Hansen and the blue-chinned newspaperman were matching coins to see who would pay for their dinners and the ensuing beers. It was the little man in the cowboy hat who won, but it was a hollow victory. It developed that Rollo Lighton had left his money in the Pullman along with his coat and necktie.
They departed finally, and Oscar Piper leaned his elbows on the table in deep self-communion. Things were beginning to fit together. And Hildegarde Withers had always insisted that he could get nowhere without the machinery of Centre Street to help him! In his suitcase right now reposed her derisive going-away gifts to him—a magnifying glass and a set of false auburn whiskers. Well, they’d see who had the last laugh.

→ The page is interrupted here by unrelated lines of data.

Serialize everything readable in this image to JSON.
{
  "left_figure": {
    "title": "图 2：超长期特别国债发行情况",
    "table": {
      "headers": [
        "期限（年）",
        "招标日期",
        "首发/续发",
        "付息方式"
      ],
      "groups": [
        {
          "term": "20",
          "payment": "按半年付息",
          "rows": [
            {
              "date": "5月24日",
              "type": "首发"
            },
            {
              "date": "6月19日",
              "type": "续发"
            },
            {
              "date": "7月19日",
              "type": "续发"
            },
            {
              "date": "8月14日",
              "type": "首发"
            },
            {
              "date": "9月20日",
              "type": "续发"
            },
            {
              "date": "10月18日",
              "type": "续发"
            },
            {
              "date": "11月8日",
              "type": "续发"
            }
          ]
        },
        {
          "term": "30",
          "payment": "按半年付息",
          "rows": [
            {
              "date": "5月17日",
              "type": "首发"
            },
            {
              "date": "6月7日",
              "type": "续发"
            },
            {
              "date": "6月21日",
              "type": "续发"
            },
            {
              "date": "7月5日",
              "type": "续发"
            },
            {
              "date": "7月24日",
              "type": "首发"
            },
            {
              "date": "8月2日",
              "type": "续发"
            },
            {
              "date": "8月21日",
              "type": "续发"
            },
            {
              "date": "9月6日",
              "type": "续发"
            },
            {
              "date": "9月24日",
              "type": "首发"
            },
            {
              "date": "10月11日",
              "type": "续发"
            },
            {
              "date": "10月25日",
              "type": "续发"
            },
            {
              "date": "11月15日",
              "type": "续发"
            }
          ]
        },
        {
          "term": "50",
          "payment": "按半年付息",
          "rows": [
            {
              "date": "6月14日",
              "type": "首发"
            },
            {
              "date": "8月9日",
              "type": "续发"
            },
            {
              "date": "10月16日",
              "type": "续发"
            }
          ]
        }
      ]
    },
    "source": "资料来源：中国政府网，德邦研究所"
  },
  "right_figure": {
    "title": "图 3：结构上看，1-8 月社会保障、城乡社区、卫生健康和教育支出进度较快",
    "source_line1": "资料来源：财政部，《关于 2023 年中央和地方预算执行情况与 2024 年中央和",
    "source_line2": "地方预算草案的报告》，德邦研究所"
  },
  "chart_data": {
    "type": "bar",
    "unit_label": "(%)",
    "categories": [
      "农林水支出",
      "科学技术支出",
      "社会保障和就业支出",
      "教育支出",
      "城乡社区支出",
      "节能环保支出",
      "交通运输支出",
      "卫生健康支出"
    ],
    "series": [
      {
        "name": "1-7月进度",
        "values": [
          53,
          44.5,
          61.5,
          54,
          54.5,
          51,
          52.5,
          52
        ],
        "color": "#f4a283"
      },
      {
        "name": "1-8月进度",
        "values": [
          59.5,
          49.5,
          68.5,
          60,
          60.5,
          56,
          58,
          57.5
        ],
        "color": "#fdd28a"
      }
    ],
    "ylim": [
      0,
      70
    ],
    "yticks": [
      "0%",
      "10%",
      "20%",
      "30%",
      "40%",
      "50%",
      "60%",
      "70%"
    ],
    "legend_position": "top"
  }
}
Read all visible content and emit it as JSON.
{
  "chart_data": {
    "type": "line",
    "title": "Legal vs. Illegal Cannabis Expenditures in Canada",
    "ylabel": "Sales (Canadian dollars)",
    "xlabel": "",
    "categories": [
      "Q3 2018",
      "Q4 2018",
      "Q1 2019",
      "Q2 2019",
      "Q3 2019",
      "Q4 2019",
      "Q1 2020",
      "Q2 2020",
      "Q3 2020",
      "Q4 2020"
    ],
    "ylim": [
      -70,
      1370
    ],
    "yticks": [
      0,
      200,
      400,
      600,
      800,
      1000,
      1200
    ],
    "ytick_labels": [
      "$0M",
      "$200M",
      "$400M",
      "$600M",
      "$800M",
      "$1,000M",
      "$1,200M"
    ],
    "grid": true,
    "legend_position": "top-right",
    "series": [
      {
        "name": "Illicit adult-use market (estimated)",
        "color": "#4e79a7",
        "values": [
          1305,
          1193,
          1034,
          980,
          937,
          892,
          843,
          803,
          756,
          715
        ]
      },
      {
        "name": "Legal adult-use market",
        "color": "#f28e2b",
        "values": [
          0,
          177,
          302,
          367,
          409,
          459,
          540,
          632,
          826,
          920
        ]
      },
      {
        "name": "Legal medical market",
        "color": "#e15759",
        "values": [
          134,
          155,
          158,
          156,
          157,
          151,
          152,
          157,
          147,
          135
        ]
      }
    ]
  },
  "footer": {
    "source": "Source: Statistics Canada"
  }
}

It was with a light heart that Oscar Piper beckoned to the waiter. And then he suddenly realized that, after all the efforts he had made to memorize the Spanish for ham and eggs, the words had slipped his mind.
He said it in English several times, in a loud voice. But the waiter only flinched. And then, just as it appeared that he would have either to send for the Pullman conductor or else go hungry, a pleasant voice spoke in his ear.
“May I service you, señor ?”
Without waiting for an answer, the tall blond youth sat down opposite him, bringing his cup of coffee. He told the waiter, in flowing Spanish, to produce instantly huevos con jamón, the huevos fritos on both sides. “Okay?”
“Thanks,” said Piper grudgingly. “By the way”—he confronted his table mate—“how did you know I was from New York?”
The smile widened. “But your necktie!”
Piper stared down at the somewhat twisted and bedraggled cravat, genuinely pleased to think that there was something metropolitan about it. “The inside label, it says Epstein Kollege Klothes of Broadway,” pointed out the younger man. So it did, but the inspector instantly doubted if it could have been seen in the one brief glance the youth had given him when they met in the coach ahead.
“Didn’t doing so good with the señorita, eh?” his companion continued, as one man to another.
Piper stiffened, but the smile was an ingenuous one. “Only pretty girl on these train, hell-damn it,” went on the youth, in tortured English which the inspector thought faintly reminiscent of some play he had once had to sit through, a play about a lovely Castilian girl and an American aviator and a bandit who was “the best damn caballero in all Meheeko.”
“She didn’t encouraging me so much neither,” the youth went on. “But I know her name. Her name is Dulcie, and that means ‘dessert’ in my language.”
The ham and eggs arrived. “You live here, then?” Piper asked.
“Allow me!” With a flourish the young man produced a narrow engraved card bearing the name Señor Julio Carlos Mendez S. “The initial is for Schley, my mother’s name,” he explained. “I use it to give a something at the end, you understand? From my German mother” I get my blondness. Everybody takes me for one American, I’ll tell you. Because I speak such hell-damn good English. I pick that up in Tijuana when I used to go there for spending the money my papa make raising bulls for the bull ring. Me, I like very much Americans.”
Piper introduced himself, without going into his official status. “¡ Mucho gusto, señor !” They solemnly shook hands.
“I like girl Americans,” Julio Carlos Mendez S. went on cheerily. “I like to learn slang from pretty señoritas. Not many pretty girls on these train, except Miss Dulcie and”—he added this most casually—“the lady in our Pullman who make all the peddlers on the platform happy buying so many curios.”
The inspector suddenly realized that the other was watching him covertly, waiting for an answer.
He nodded and went on eating.
Julio leaned confidentially closer. “I hear stories that there was this afternoon a misfortunate accident on this train. In that lady’s room!”